ADC conversion process (sample and hold) in Embedded C - Time & Space Complexity
We want to understand how the time taken by an ADC conversion grows as we process more samples.
How does the number of samples affect the total conversion time?
Analyze the time complexity of the following code snippet.
void adc_conversion(int *input_samples, int *output_values, int n) {
for (int i = 0; i < n; i++) {
// Sample and hold
int sample = input_samples[i];
// Convert sample to digital value
output_values[i] = convert_adc(sample);
}
}
int convert_adc(int sample) {
// Simulate ADC conversion delay
// ... conversion steps ...
return sample; // simplified
}
This code takes an array of analog samples, converts each one to a digital value using ADC, and stores the results.
Identify the loops, recursion, array traversals that repeat.
- Primary operation: The for-loop that processes each sample one by one.
- How many times: Exactly n times, where n is the number of input samples.
Each sample requires a fixed amount of time to convert. So, total time grows directly with the number of samples.

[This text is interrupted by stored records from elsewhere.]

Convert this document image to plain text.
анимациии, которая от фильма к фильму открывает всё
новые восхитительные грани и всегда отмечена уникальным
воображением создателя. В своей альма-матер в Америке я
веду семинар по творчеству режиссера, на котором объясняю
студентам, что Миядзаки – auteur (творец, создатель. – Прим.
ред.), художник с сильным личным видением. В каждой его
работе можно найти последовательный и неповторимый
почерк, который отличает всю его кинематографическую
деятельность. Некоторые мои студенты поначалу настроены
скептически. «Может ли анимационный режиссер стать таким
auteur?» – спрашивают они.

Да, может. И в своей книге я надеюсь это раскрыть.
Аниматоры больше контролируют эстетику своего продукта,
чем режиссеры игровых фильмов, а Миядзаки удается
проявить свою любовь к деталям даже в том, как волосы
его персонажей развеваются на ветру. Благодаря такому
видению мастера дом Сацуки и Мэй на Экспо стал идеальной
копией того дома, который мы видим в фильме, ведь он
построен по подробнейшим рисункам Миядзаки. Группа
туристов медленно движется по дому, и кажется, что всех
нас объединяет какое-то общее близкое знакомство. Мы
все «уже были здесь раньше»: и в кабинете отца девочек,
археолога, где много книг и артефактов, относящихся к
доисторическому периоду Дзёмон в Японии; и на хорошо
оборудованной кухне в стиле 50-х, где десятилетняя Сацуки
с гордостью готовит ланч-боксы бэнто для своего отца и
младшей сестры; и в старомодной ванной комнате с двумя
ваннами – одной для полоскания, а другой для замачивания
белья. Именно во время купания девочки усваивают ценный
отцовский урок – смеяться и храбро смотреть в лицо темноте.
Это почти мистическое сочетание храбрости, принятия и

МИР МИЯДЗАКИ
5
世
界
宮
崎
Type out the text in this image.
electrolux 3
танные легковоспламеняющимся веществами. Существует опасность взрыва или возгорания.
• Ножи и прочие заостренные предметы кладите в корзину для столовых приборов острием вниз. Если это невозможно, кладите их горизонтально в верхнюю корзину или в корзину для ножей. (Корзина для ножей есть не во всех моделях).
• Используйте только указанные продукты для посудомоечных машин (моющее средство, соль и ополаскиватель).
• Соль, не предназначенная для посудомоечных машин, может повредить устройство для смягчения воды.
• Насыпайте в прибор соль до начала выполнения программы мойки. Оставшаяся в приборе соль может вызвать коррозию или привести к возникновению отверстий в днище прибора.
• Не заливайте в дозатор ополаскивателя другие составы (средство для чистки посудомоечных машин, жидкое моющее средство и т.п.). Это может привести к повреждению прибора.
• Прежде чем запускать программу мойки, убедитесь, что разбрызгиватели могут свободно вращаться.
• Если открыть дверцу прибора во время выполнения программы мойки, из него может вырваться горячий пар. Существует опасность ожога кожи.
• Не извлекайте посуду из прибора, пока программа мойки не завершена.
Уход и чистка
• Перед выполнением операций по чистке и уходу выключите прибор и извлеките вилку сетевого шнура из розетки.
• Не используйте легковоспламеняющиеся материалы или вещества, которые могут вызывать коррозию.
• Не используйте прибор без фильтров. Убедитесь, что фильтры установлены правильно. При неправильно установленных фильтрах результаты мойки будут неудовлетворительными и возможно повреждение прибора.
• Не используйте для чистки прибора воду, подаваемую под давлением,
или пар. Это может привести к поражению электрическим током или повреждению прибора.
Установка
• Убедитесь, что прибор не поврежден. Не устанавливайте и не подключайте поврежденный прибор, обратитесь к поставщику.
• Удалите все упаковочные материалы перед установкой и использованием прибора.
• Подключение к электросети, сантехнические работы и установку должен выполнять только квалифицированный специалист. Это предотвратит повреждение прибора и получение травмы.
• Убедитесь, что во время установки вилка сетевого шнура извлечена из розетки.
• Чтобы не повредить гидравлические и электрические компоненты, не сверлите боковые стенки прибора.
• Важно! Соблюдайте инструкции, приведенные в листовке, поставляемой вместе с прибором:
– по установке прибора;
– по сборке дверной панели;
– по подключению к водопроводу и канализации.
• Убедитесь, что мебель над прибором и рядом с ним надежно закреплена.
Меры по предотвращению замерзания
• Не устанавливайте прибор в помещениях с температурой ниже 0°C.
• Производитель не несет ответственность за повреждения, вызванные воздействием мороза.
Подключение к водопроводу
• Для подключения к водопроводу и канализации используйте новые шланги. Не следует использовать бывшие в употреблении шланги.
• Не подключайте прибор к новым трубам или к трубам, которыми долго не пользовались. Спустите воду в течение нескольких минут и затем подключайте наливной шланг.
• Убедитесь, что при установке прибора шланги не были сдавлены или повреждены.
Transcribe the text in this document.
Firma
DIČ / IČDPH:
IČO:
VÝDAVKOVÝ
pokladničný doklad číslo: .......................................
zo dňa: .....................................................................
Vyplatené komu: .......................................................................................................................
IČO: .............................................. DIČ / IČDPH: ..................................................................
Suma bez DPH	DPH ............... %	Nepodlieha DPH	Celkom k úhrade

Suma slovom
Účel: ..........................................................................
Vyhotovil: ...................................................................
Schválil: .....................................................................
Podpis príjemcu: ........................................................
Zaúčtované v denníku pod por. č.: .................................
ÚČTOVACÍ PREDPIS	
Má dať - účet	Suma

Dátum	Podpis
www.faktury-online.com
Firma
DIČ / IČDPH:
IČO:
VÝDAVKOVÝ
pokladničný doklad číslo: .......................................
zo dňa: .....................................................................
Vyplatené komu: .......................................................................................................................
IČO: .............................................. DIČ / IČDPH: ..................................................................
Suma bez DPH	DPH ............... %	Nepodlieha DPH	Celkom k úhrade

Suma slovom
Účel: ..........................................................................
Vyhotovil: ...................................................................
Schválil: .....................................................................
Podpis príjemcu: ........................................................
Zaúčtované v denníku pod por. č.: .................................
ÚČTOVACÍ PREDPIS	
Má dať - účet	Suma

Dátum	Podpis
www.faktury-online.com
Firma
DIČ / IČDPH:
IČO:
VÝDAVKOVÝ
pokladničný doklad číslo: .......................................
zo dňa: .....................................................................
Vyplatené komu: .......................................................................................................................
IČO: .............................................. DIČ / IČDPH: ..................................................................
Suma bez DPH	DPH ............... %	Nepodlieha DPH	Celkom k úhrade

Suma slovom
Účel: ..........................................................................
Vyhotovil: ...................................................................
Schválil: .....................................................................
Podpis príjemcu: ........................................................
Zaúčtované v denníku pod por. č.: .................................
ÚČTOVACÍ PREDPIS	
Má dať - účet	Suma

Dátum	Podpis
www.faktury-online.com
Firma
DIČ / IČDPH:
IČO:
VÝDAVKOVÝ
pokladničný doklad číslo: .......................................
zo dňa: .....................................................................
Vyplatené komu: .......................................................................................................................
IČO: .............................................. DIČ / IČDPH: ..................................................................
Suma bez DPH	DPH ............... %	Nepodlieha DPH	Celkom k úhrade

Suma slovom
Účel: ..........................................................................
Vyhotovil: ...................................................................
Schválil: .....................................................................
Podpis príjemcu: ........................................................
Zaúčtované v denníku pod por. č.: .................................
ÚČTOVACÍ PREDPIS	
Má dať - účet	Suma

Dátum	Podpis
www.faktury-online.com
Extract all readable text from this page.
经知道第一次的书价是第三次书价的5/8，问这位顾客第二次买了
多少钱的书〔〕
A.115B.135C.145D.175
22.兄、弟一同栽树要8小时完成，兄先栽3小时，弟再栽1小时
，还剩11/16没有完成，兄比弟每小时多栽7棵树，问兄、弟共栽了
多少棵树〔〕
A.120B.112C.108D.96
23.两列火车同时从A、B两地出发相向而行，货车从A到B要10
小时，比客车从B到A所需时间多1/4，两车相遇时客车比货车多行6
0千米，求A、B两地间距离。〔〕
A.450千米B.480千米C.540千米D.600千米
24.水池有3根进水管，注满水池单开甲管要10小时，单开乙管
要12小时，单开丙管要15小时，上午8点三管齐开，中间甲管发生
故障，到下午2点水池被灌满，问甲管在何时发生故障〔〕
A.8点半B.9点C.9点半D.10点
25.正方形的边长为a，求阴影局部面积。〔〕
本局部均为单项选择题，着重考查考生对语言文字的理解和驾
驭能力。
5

| Input Size (n) | Approx. Operations |
|---|---|
| 10 | 10 conversions |
| 100 | 100 conversions |
| 1000 | 1000 conversions |
Pattern observation: Doubling the number of samples doubles the total conversion time.
Time Complexity: O(n)
This means the total time grows in a straight line with the number of samples processed.
[X] Wrong: "The ADC conversion time stays the same no matter how many samples we have."
[OK] Correct: Each sample requires its own conversion time, so more samples mean more total time.
Understanding how processing time grows with input size helps you design efficient embedded systems and explain your reasoning clearly in interviews.
"What if the ADC conversion function was optimized to handle multiple samples at once? How would the time complexity change?"